Overall future direction. In summary, the field must now move beyond documenting associations toward elucidating mechanisms, identifying modifiable risk pathways, and rigorously testing early interventions. Only through longitudinal, mechanistic, and translational research integrating metabolic, neurobiological, and psychosocial dimensions will it be possible to determine the extent to which diabetes-related alterations in the developing brain are preventable, reversible, or progressive.
5. Clinical Implications
Clinicians managing children with diabetes need to recognise that brain health is a potential target of diabetic complications. It seems to be important to monitor glycaemic control not only for classic complications but also for possible cognitive/brain consequences. Although cognitive dysfunction in children with diabetes appears clinically mild, it can significantly affect the quality of treatment. Neurocognitive deficits affect multiple cognitive domains, including executive function and processing speed. Evidence suggests that subtle brain injury may contribute to adverse psychological and mental health outcomes [75]. Impaired executive function and mental health can reduce treatment adherence and the capacity for adaptive lifestyle decision-making. These impairments may form a feedback loop in which diabetic dysglycemia leads to brain injury, further executive dysfunction, and worsening mental health, resulting in suboptimal adherence and continued dysglycemia [55]. Clinicians managing patients with poor glycaemic control should be aware of these interrelated factors.
Neurocognitive screening (attention, memory, executive function) especially in children with early onset, poor control, DKA history or frequent hypoglycaemia could be relevant during paediatric diabetes care. Promoting use of technologies (CGM, insulin pump) and glycaemic stability, reducing glucose variability and extremes should be an integral part of diabetes management. A supportive family environment, sleep hygiene, and cognitive stimulation especially in high-risk children could be relevant regarding prevention of neurocognitive dysfunction. Collaboration with neuropsychology/educational services if cognitive delays or attention deficits emerge is imperative.
6. Conclusions
The evidence, though still emerging, indicates that childhood T1D is associated with subtle but meaningful alterations in brain development, structure, and function, with corresponding cognitive implications. Hyperglycaemia, glycaemic variability, hypoglycaemia, younger age at onset, and DKA are among the risk factors. On the flip side, improved glycaemic stability and supportive psychosocial contexts offer protective potential.
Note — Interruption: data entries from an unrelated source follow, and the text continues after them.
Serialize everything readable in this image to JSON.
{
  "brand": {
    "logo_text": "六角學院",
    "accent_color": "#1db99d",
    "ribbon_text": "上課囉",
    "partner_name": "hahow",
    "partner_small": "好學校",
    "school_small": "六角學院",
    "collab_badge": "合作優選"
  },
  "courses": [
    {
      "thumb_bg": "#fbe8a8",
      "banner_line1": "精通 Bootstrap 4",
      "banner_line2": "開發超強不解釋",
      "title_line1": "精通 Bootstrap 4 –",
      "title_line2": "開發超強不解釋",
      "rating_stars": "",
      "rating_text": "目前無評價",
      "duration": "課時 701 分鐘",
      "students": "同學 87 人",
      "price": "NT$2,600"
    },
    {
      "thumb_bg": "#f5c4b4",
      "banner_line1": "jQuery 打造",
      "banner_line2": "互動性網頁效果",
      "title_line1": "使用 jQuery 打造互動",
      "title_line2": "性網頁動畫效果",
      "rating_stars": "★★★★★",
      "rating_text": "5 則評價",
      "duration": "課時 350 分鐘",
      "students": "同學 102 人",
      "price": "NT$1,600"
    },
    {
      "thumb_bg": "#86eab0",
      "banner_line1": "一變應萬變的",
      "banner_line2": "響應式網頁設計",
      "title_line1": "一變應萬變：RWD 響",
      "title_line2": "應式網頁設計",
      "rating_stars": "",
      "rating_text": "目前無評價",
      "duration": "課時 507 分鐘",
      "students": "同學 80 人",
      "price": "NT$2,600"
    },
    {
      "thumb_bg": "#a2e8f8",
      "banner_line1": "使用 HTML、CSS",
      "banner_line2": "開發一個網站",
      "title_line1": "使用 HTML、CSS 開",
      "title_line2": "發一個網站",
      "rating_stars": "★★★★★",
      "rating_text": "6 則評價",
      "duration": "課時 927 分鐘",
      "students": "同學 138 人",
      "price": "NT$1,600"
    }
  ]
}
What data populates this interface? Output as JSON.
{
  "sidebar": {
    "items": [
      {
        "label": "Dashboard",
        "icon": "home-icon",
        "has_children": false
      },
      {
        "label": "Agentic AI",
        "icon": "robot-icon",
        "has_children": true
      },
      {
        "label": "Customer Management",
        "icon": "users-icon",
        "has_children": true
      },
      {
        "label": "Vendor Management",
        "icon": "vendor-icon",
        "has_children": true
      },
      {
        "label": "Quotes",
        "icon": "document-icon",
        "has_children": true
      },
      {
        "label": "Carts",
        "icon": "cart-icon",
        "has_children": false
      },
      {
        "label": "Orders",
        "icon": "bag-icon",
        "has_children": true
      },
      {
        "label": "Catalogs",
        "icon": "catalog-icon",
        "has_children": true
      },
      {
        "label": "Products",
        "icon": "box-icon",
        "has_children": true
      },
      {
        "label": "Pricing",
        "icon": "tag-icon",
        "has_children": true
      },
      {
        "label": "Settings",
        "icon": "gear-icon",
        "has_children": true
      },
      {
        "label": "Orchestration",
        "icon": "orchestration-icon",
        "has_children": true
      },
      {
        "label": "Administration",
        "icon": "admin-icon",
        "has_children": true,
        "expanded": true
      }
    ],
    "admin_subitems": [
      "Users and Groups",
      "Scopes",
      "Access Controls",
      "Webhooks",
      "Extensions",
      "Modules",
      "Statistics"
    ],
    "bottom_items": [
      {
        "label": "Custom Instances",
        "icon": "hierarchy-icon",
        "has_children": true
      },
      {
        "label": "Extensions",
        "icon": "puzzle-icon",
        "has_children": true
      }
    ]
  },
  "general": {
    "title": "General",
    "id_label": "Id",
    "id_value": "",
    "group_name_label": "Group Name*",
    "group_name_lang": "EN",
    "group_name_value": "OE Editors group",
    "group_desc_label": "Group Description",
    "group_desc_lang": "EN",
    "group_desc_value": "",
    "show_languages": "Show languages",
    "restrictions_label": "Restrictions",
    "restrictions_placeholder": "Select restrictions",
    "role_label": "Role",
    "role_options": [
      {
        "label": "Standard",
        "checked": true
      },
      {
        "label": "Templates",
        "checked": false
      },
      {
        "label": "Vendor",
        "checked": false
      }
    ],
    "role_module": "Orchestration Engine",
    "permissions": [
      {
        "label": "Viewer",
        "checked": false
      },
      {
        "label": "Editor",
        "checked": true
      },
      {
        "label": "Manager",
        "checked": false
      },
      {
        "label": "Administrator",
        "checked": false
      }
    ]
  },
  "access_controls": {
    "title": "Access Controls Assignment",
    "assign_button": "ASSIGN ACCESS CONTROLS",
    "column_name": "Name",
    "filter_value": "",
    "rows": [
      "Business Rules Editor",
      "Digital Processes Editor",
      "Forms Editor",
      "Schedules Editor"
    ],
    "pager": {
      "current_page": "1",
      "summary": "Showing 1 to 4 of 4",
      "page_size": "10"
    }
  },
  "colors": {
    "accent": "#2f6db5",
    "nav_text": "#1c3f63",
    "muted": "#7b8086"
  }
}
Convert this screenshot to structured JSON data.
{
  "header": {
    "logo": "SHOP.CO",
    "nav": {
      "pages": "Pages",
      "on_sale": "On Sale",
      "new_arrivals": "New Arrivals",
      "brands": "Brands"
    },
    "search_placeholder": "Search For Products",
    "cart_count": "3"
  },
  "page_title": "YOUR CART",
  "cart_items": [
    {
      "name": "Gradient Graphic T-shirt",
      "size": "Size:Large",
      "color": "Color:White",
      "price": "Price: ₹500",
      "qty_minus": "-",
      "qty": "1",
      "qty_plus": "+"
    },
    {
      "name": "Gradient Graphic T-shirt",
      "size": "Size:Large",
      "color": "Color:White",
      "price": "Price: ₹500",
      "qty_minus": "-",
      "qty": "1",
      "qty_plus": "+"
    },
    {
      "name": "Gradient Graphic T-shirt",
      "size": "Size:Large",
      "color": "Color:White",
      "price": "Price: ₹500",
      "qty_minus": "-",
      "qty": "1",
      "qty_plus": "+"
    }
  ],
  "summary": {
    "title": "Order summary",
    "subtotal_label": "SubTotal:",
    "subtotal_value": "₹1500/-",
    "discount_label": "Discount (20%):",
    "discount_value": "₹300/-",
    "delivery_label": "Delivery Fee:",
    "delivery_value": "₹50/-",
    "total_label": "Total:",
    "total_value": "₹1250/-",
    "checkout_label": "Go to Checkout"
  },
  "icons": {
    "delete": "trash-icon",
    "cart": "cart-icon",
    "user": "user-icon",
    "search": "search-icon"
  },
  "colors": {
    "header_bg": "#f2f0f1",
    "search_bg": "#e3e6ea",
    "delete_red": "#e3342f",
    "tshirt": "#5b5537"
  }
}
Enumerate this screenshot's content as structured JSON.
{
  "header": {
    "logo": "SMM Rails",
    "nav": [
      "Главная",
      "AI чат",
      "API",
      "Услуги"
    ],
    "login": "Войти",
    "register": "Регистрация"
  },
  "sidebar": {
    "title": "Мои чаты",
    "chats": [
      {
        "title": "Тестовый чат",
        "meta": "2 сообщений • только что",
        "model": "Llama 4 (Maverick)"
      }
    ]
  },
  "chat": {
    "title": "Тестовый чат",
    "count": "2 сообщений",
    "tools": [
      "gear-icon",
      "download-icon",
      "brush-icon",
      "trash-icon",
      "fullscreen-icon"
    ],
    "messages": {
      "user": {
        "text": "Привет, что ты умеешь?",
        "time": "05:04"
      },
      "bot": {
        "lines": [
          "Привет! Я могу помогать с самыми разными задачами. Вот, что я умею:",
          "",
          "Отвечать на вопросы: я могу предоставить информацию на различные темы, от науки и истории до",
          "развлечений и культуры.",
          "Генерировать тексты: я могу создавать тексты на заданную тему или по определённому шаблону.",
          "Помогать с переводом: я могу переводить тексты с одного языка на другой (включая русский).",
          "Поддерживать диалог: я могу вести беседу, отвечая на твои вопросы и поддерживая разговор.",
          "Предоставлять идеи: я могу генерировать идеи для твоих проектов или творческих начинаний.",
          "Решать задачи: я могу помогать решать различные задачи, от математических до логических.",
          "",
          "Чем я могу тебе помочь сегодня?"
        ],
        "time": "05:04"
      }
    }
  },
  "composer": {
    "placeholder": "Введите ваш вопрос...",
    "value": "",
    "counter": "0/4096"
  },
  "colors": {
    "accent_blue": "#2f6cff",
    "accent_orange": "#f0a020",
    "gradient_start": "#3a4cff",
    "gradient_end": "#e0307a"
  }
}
Future work must focus on longitudinal, mechanistic, and interventional studies to move from association to causation, and ultimately to mitigate brain-related sequelae in children with diabetes.
Type 2 diabetes in children and adolescents poses a significant risk to brain health through mechanisms involving hyperglycaemia, insulin resistance, inflammation, and psychological stress. Evidence indicates that early-onset T2D may alter brain structure, impair cognitive function, and negatively affect mental health during critical stages of neurodevelopment. Early intervention strategies targeting glycaemic control, mental health support, and lifestyle modification are crucial to mitigating the neurological impact of T2D in youth.